Statistics have shown that an average of 19% of all hospital transfers come from long-term care and skilled nursing facilities, with 1 in every 5 patients being readmitted within 30 days.  However, there have been some great results in using telehealth to not only cut down on these visits but allow providers to be with their patients from afar, while the patient remains in the comfort of their own environment.

While many still believe that telehealth is too expensive, the long-term care setting is one area where it can save money in more ways than one.  Deploying telehealth in a rural long-term care facility could save thousands of dollars for the facility, insurance, and the patient.

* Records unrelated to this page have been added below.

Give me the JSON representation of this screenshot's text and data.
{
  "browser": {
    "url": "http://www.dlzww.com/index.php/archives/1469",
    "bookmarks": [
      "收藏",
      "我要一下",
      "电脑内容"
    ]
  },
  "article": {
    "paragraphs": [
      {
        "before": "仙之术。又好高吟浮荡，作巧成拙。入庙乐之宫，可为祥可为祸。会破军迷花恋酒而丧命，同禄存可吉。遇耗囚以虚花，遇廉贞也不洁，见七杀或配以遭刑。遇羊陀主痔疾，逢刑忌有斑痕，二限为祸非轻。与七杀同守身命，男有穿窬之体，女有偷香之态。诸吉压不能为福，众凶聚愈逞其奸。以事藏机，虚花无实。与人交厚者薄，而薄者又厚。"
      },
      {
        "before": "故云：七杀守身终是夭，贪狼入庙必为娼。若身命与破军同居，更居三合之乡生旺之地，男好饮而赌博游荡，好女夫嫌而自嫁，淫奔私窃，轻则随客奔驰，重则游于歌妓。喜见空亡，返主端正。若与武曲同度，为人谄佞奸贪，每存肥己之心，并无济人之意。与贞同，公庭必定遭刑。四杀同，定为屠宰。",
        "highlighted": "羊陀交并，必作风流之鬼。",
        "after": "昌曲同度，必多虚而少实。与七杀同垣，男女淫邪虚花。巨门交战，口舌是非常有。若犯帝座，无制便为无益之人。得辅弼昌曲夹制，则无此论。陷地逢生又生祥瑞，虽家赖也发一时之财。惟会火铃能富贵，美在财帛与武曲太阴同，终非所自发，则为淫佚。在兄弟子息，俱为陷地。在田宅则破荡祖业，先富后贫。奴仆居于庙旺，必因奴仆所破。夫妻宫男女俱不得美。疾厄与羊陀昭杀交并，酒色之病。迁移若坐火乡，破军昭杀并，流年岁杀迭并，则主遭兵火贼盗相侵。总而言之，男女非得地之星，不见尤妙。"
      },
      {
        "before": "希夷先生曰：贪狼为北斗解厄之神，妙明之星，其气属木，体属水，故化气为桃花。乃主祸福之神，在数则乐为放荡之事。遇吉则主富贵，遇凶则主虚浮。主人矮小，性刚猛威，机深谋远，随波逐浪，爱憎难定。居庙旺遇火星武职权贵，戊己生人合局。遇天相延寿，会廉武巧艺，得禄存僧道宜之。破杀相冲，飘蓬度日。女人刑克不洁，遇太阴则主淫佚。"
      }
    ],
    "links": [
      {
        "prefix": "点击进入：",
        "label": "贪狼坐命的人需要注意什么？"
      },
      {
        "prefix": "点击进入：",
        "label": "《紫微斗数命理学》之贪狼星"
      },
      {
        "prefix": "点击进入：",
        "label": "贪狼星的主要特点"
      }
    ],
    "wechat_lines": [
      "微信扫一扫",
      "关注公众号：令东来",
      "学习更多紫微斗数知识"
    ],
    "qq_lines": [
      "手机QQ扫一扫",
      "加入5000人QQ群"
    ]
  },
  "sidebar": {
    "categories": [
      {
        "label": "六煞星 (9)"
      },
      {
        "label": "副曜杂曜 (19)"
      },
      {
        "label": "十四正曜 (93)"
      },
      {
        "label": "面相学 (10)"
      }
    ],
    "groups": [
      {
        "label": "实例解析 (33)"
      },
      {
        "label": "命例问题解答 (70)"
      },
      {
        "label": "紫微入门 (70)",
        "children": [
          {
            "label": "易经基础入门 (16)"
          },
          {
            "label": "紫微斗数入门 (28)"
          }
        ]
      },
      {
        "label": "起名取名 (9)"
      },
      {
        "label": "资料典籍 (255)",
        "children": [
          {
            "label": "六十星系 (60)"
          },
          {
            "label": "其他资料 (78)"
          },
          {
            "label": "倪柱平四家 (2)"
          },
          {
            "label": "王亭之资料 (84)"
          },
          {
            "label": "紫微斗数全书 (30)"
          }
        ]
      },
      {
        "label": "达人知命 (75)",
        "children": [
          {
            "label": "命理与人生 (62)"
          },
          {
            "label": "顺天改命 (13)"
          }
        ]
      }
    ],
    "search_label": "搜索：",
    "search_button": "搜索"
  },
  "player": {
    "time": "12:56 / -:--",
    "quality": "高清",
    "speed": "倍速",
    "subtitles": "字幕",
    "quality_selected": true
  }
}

While rural settings would most definitely see a cost savings, most fear it is just another way to cut health care costs, which has led to the discussion of taking on more risk.  Most believe that for telehealth to reach its full potential, facilities and providers alike will have to take on a two-side risk model.

If more facilities and providers are willing to move to a two-sided risk model, where an incentive not to overspend in use of the technology, but still use it appropriately can happen, then CMS can loosen the rules on telemedicine.  The goal is to make a two-sided risk model work for everyone, so that these technologies can be used to help treat patients more effectively and efficiently.